Abstract

To the Editor:
Epstein-Barr virus (EBV), a member of the herpes virus family, is one of the most prevalent viruses globally that is associated with nasopharyngeal carcinoma, lymphoid malignancies, and gastric carcinomas [1]. Epstein-Barr virus-associated smooth muscle tumor (EBV-SMT) is rare and reported in immunosuppressed patients such as post-transplant patients, patients with acquired immunodeficiency syndrome (AIDS), and patients with congenital immunodeficiencies [2]. Epstein-Barr virus-associated smooth muscle tumor predominantly occurs in young adult males and can affect many organ systems, such as the central nervous systems (CNS), liver, lung, and genitourinary systems [3]. The disease can be multifocal. We report a young male patient with AIDS managed with radiofrequency ablation (RFA) for EBV-SMT of the liver.
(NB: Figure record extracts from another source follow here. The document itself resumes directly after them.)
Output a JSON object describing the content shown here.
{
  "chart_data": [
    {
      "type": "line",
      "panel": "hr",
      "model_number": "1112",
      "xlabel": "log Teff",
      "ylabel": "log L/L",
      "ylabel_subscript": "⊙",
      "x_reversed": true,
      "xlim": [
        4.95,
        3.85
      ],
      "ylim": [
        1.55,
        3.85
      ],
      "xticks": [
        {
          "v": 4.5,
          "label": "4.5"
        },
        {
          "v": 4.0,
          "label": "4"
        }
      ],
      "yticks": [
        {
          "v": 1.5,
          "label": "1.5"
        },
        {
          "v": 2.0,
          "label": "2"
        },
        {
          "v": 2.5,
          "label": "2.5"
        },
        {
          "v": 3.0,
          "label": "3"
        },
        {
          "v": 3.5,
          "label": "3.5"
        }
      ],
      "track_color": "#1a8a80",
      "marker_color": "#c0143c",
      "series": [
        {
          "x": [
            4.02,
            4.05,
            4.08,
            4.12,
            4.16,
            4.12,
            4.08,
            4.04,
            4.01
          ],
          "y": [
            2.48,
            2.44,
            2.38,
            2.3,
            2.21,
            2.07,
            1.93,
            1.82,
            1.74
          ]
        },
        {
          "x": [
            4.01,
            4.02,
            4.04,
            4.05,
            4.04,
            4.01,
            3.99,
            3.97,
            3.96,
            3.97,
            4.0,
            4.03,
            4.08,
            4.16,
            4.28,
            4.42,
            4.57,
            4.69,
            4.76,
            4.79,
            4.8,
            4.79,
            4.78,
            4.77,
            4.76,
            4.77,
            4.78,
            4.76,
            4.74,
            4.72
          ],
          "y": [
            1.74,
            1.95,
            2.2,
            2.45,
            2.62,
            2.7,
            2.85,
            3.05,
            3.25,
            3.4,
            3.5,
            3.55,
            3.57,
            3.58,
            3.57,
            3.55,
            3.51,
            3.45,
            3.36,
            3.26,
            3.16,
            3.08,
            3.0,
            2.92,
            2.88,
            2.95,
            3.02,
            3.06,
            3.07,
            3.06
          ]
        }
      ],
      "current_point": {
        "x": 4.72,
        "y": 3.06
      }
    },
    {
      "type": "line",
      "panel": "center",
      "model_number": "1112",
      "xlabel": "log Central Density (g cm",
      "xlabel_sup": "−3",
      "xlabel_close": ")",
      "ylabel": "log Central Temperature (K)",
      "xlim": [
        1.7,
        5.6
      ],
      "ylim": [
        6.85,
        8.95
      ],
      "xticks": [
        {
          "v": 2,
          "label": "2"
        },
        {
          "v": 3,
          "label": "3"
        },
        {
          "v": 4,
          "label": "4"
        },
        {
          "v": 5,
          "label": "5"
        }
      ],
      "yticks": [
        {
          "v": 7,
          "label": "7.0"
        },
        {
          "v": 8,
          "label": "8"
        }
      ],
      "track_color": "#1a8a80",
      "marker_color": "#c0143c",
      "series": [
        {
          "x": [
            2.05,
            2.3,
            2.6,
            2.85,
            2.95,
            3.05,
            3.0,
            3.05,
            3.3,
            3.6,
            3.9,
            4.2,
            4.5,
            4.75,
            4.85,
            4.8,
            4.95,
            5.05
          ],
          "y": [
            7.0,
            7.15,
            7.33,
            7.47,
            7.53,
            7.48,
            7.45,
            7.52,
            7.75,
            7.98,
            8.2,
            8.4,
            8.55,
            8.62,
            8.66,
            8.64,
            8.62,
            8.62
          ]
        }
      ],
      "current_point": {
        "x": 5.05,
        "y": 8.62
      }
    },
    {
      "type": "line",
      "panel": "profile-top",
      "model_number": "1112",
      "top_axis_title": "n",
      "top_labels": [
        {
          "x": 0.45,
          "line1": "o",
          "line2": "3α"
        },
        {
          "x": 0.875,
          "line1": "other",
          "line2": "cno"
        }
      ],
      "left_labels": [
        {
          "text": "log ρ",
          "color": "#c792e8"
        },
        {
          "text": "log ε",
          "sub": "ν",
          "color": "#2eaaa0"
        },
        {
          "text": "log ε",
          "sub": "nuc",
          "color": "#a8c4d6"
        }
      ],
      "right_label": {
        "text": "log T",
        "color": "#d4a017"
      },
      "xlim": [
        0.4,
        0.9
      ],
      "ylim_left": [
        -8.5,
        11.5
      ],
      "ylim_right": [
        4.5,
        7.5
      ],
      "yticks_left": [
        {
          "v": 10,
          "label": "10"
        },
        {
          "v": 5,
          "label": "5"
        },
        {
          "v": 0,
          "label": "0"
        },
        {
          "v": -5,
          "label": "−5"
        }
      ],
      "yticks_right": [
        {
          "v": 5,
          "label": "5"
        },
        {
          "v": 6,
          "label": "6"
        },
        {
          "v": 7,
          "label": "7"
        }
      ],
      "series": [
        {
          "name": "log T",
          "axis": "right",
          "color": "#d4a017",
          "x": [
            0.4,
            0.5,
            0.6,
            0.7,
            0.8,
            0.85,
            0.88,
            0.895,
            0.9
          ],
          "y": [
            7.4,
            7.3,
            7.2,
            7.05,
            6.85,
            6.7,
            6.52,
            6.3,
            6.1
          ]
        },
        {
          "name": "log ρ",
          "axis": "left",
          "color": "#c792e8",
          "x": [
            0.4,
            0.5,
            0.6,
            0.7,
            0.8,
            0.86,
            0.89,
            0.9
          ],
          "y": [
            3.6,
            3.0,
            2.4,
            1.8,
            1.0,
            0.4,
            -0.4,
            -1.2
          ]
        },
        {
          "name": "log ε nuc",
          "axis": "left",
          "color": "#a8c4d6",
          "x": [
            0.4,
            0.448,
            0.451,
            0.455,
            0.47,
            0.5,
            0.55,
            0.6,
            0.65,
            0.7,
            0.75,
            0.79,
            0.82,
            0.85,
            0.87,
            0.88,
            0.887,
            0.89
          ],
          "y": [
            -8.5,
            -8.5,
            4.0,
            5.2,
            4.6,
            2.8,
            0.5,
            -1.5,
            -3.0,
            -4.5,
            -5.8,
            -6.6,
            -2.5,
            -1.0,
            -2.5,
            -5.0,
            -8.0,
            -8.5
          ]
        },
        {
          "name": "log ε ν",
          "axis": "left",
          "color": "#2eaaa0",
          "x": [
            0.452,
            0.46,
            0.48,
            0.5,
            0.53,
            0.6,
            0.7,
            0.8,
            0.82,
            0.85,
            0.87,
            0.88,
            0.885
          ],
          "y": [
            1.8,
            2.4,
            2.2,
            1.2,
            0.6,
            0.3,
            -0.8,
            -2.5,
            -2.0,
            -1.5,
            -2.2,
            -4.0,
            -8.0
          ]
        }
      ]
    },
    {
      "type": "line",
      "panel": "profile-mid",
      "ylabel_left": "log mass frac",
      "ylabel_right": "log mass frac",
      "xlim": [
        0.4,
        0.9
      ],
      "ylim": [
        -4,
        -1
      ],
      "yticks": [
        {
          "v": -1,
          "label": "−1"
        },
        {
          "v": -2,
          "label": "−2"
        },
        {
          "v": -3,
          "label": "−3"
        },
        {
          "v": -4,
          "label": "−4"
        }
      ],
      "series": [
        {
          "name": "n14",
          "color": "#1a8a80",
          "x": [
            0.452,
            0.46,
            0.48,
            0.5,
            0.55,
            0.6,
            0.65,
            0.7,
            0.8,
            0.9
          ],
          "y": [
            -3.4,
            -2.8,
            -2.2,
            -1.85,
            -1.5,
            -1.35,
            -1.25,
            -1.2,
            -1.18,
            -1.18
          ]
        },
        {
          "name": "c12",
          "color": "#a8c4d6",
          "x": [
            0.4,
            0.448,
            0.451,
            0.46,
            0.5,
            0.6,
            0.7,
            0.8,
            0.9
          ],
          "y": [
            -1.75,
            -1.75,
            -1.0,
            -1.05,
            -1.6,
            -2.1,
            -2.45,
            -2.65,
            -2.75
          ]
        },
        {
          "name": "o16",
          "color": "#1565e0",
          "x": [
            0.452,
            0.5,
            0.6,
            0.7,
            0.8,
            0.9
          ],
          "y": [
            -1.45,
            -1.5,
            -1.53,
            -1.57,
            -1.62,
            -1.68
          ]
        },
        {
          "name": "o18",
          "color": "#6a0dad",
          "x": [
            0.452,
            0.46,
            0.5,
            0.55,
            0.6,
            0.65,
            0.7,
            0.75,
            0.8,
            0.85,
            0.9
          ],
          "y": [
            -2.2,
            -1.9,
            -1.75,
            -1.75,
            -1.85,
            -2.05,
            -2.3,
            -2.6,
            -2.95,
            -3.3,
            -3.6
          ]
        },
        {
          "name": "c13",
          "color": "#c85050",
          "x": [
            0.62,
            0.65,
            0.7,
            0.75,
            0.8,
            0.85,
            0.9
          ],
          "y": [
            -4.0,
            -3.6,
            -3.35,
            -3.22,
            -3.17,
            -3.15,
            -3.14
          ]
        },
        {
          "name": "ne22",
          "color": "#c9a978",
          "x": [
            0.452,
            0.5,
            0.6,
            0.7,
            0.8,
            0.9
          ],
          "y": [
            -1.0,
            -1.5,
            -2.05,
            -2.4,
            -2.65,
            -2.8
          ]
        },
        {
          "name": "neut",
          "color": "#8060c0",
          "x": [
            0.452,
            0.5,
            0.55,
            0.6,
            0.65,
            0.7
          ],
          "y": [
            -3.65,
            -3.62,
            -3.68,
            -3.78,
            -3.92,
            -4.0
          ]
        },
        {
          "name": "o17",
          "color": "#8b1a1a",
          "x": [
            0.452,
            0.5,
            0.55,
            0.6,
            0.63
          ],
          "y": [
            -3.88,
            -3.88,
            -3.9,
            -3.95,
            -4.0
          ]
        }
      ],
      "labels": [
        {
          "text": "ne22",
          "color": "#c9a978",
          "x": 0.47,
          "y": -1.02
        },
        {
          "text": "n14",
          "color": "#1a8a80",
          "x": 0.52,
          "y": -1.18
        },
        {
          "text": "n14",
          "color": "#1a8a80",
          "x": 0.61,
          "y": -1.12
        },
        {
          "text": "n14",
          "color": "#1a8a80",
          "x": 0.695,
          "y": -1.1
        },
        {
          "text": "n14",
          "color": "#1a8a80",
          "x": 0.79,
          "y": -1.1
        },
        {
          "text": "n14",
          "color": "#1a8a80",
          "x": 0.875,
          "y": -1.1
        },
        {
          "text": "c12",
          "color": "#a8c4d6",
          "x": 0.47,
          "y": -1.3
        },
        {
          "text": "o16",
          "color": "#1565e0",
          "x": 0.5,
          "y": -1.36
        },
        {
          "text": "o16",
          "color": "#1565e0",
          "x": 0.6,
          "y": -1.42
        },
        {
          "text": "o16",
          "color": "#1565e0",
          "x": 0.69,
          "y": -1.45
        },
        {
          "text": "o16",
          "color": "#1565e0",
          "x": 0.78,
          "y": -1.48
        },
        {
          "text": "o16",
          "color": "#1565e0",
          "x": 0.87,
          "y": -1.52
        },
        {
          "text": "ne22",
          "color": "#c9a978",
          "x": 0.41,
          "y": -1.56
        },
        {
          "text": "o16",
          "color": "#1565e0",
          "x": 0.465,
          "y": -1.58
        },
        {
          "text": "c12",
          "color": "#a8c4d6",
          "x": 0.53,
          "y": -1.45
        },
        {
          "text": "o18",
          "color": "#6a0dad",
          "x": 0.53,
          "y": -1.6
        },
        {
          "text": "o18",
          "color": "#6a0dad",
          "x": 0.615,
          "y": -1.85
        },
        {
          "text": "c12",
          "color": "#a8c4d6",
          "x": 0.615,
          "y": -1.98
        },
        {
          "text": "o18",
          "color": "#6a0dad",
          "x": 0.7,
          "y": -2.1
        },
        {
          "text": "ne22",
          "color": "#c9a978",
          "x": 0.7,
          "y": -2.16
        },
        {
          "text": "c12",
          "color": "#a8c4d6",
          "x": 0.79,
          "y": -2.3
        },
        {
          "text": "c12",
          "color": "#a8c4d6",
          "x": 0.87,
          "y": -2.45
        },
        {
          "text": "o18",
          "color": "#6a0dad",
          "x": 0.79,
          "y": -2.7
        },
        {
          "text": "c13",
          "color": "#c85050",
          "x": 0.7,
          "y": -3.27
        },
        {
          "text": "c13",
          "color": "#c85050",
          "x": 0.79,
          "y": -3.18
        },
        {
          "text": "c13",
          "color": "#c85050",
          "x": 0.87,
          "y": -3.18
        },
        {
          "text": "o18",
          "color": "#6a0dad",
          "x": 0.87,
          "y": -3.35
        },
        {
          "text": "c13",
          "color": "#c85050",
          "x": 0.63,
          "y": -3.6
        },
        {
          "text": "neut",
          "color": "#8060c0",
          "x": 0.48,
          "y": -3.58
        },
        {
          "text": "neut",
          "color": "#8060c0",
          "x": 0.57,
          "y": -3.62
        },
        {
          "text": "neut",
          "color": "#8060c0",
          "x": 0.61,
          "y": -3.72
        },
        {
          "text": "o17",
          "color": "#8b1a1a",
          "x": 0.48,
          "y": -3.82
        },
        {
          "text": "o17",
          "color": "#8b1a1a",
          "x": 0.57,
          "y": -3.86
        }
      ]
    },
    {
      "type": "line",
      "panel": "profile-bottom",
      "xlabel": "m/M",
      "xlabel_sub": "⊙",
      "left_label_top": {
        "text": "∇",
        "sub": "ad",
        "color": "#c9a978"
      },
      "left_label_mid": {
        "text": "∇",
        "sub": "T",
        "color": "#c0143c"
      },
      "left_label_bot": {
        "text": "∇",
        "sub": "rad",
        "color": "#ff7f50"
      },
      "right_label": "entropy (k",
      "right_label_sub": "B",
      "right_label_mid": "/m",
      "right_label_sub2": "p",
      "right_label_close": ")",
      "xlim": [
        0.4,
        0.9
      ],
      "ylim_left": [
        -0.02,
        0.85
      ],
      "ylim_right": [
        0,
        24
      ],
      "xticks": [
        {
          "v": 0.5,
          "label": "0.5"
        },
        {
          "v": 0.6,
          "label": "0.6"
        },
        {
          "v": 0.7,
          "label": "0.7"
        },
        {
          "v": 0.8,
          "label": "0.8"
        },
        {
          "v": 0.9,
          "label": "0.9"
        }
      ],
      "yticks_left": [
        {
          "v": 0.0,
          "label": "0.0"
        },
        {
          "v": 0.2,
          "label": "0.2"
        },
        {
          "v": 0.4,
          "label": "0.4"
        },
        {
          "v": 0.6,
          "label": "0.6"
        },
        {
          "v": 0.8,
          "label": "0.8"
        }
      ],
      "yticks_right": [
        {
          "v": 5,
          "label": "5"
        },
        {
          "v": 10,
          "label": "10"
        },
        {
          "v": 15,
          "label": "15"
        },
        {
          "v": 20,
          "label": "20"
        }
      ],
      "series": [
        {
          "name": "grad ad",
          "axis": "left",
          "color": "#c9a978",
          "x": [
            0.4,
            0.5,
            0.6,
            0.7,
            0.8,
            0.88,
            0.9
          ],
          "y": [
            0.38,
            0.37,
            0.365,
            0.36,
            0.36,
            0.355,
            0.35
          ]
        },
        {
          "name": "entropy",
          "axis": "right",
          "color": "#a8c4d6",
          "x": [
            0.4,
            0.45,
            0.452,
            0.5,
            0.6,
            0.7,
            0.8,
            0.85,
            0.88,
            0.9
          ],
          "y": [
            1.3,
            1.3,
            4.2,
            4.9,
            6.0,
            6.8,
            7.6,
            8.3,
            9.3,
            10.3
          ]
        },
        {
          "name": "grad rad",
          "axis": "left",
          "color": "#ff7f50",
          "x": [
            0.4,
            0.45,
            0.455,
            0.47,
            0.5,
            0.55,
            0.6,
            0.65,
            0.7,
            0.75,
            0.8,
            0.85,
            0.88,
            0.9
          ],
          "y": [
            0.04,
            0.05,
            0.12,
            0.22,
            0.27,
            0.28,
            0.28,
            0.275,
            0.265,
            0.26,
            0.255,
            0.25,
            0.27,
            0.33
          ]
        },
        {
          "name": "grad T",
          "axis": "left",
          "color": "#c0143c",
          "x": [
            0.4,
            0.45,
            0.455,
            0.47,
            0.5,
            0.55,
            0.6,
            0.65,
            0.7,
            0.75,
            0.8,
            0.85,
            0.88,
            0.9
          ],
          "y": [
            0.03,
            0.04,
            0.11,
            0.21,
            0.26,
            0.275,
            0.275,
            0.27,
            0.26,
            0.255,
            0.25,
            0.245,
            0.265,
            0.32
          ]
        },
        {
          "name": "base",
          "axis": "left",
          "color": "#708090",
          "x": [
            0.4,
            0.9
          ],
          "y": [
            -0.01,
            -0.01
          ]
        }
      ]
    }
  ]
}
A 27-year-old homosexual male presented with a five month history of watery diarrhea, dysphagia, and weight loss. He was diagnosed with human immunodeficiency virus (HIV) infection, fulfilling the criteria for AIDS with a CD4 count <20 per milliliter and an HIV viral load of 398,000 copies/mL. Combination antiretroviral treatment (abacavir, dolutegravir, lamivudine) was started. He developed opportunistic infections, including cytomegalovirus retinitis and uveitis with substantial visual impairment, ocular syphilis, oral and esophageal candidiasis, and chlamydial disease. He was treated with antivirals, anti-fungal, and antibiotic agents with a good response. A computed tomography (CT) scan of the neck and thorax was performed for neck abscess. On the CT scan, an incidental liver lesion was identified, and subsequent liver magnetic resonance imaging (MRI) scan showed a 24-mm solitary segment 6 liver lesion with arterial phase hyperenhancement and delayed phase washout. Hepatitis B and C screening were negative. The liver function test and alpha-fetoprotein were normal.
A multidisciplinary team (MDT) suggested a liver biopsy with the intent to rule out infectious etiology. The histology revealed EBV-SMT. The patient was counseled for surgical resection or RFA as possible therapeutic options, and he chose RFA. The RFA of the segment 6 liver lesion was uneventful, and he is well at six months of follow-up.
Epstein-Barr virus-associated smooth muscle tumors are rare neoplasms, with a prevalence of 0.6%–5%, and are usually found in immunosuppressed individuals such as patients with AIDS and post-transplant patients [4]. Epstein-Barr virus triggers the smooth muscle transformation by activating the Akt/mammalian target of the rapamycin (mTOR) signaling pathway [5]. Notably, all the case reports of EBV-SMT include young male patients, consistent with our report. Patients with long-standing HIV-associated immunosuppression may be at risk of EBV-SMT. However, our patient was recently diagnosed with HIV. This could be because of a latent period from HIV infection to the development of symptoms and eventual diagnosis. The clinical presentation of EBV-SMT of the liver is variable, ranging from asymptomatic (similar to our patient) to localized or systemic symptoms. In our patient, it was crucial to exclude primary neoplasms of the liver while considering AIDS-defining cancers, including Kaposi sarcoma and non-Hodgkin lymphoma, thus histology confirmation was advocated by MDT. For liver lesions <3 cm, RFA is curative and avoids surgical risks or the need for organ donation. Because of the paucity of evidence and the rarity of EBV-SMT in the liver, a clinician must report any cases.